DFW Music News

The QAnon Situation at Dealey Plaza Gets Worse: They're Singing

The QAnoners who are still hanging out at Dealey Plaza try to entice John F. Kennedy Jr. out from his hidey hole by singing (shiver) "We Are the World."
screenshot from Instagram
The QAnoners who are still hanging out at Dealey Plaza try to entice John F. Kennedy Jr. out from his hidey hole by singing (shiver) "We Are the World."
QAnoners are still gathering at Dallas' Dealey Plaza, hanging on to their last strand of hope and trying to move hearts and minds through song. The only thing they've been able to mine so far is laughs.

Let us backtrack first, in case you missed it: A crowd of conspiracy lovers gathered at the AT&T Discovery Plaza in early November and eventually made their way downtown to Dealey Plaza. The group had gathered because of a rumor that John F. Kennedy Jr., the son of JFK who died in 1999 in a plane crash, would make an appearance at the site.

Apparently, this cameo would accomplish two things: It would prove all those paranoiacs were right all along about JFK Jr.'s death being faked and, most important, he would be making the announcement that former President Donald Trump had actually won the election.

It's been almost 30 days, and some QAnoners are still there convinced that the truth will come out and all those disappointed friends and family will come back into their lives. And in case even part of you is wondering, no, JFK Jr. has not risen from his grave or appeared at the gathering.

If this were any other group, they'd pack up their lawn furniture, take off their funny patriotic hats and go home. That doesn't happen when you're supporting QAnon, though.

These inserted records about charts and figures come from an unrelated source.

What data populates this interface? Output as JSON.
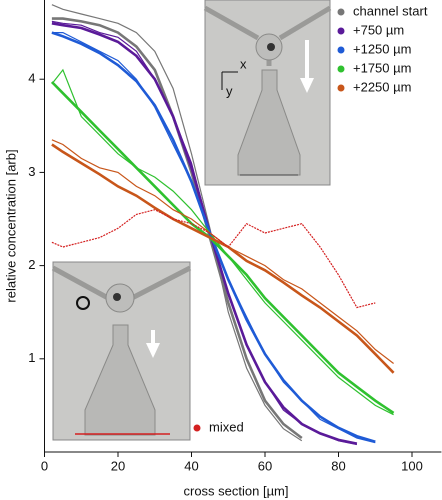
{
  "chart_data": {
    "type": "line",
    "xlabel": "cross section [µm]",
    "ylabel": "relative concentration [arb]",
    "x": [
      2,
      5,
      10,
      15,
      20,
      25,
      30,
      35,
      40,
      45,
      50,
      55,
      60,
      65,
      70,
      75,
      80,
      85,
      90,
      95
    ],
    "xlim": [
      0,
      108
    ],
    "xticks": [
      0,
      20,
      40,
      60,
      80,
      100
    ],
    "ylim": [
      0,
      4.85
    ],
    "yticks": [
      1,
      2,
      3,
      4
    ],
    "inset_labels": [
      "x",
      "y"
    ],
    "series": [
      {
        "name": "channel start",
        "color": "#777777",
        "values": [
          4.8,
          4.75,
          4.7,
          4.65,
          4.6,
          4.5,
          4.3,
          3.9,
          3.2,
          2.4,
          1.5,
          0.9,
          0.5,
          0.25,
          0.12,
          null,
          null,
          null,
          null,
          null
        ],
        "fit": [
          4.65,
          4.65,
          4.62,
          4.58,
          4.5,
          4.35,
          4.1,
          3.6,
          3.0,
          2.3,
          1.6,
          1.0,
          0.55,
          0.3,
          0.15,
          null,
          null,
          null,
          null,
          null
        ]
      },
      {
        "name": "+750 µm",
        "color": "#5a1a99",
        "values": [
          4.62,
          4.6,
          4.58,
          4.5,
          4.45,
          4.3,
          4.0,
          3.6,
          3.1,
          2.35,
          1.7,
          1.15,
          0.75,
          0.45,
          0.3,
          0.2,
          0.12,
          0.08,
          null,
          null
        ],
        "fit": [
          4.6,
          4.58,
          4.55,
          4.48,
          4.4,
          4.25,
          4.0,
          3.6,
          3.05,
          2.35,
          1.7,
          1.15,
          0.75,
          0.48,
          0.3,
          0.2,
          0.13,
          0.09,
          null,
          null
        ]
      },
      {
        "name": "+1250 µm",
        "color": "#1f5bd6",
        "values": [
          4.5,
          4.5,
          4.4,
          4.3,
          4.2,
          4.0,
          3.7,
          3.3,
          2.9,
          2.35,
          1.85,
          1.45,
          1.05,
          0.75,
          0.55,
          0.35,
          0.25,
          0.15,
          0.1,
          null
        ],
        "fit": [
          4.5,
          4.46,
          4.38,
          4.28,
          4.15,
          3.98,
          3.72,
          3.35,
          2.9,
          2.35,
          1.85,
          1.42,
          1.05,
          0.77,
          0.55,
          0.38,
          0.26,
          0.17,
          0.11,
          null
        ]
      },
      {
        "name": "+1750 µm",
        "color": "#2fc12f",
        "values": [
          3.95,
          4.1,
          3.6,
          3.4,
          3.2,
          3.05,
          2.95,
          2.8,
          2.6,
          2.35,
          2.1,
          1.85,
          1.6,
          1.4,
          1.2,
          1.0,
          0.8,
          0.65,
          0.5,
          0.4
        ],
        "fit": [
          3.97,
          3.85,
          3.65,
          3.45,
          3.25,
          3.05,
          2.85,
          2.65,
          2.45,
          2.3,
          2.1,
          1.9,
          1.65,
          1.45,
          1.25,
          1.05,
          0.85,
          0.7,
          0.55,
          0.42
        ]
      },
      {
        "name": "+2250 µm",
        "color": "#c8561a",
        "values": [
          3.35,
          3.3,
          3.15,
          3.05,
          3.0,
          2.85,
          2.75,
          2.6,
          2.5,
          2.35,
          2.2,
          2.1,
          2.0,
          1.85,
          1.75,
          1.6,
          1.45,
          1.3,
          1.1,
          0.95
        ],
        "fit": [
          3.3,
          3.22,
          3.1,
          2.98,
          2.85,
          2.75,
          2.62,
          2.5,
          2.4,
          2.3,
          2.2,
          2.05,
          1.95,
          1.82,
          1.68,
          1.55,
          1.4,
          1.25,
          1.05,
          0.85
        ]
      },
      {
        "name": "mixed",
        "color": "#d42020",
        "values": [
          2.25,
          2.2,
          2.25,
          2.3,
          2.4,
          2.55,
          2.6,
          2.5,
          2.45,
          2.35,
          2.2,
          2.45,
          2.35,
          2.4,
          2.45,
          2.2,
          1.9,
          1.55,
          1.6,
          null
        ]
      }
    ]
  }
}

You're either in all the way or you're one of "them." You roll up a sleeve, cinch a belt over your bicep and stick the needle from a Kool-Aid drip bag into the first bulging vein you see.

Still not convinced? There's a video that should do the job.

When you hear a group singing the '80s peace anthem "We Are the World," you know that desperation is hanging in the air. The situation is even more dire if they are holding candles while they sing it. It's pop culture Morse code for "SOS."
It's easy to make fun of this group and their strange certainties about how the world really works. This moment isn't any different, but there's a twinge of sadness that hangs over as they cement their heels into an obvious hoax just because people are telling them that it's a hoax.

Also, the pitchiness.

If there's one thing we can take away from this cringe moment is that it makes us miss the days of Gal Gadot and her rich friends singing "Imagine."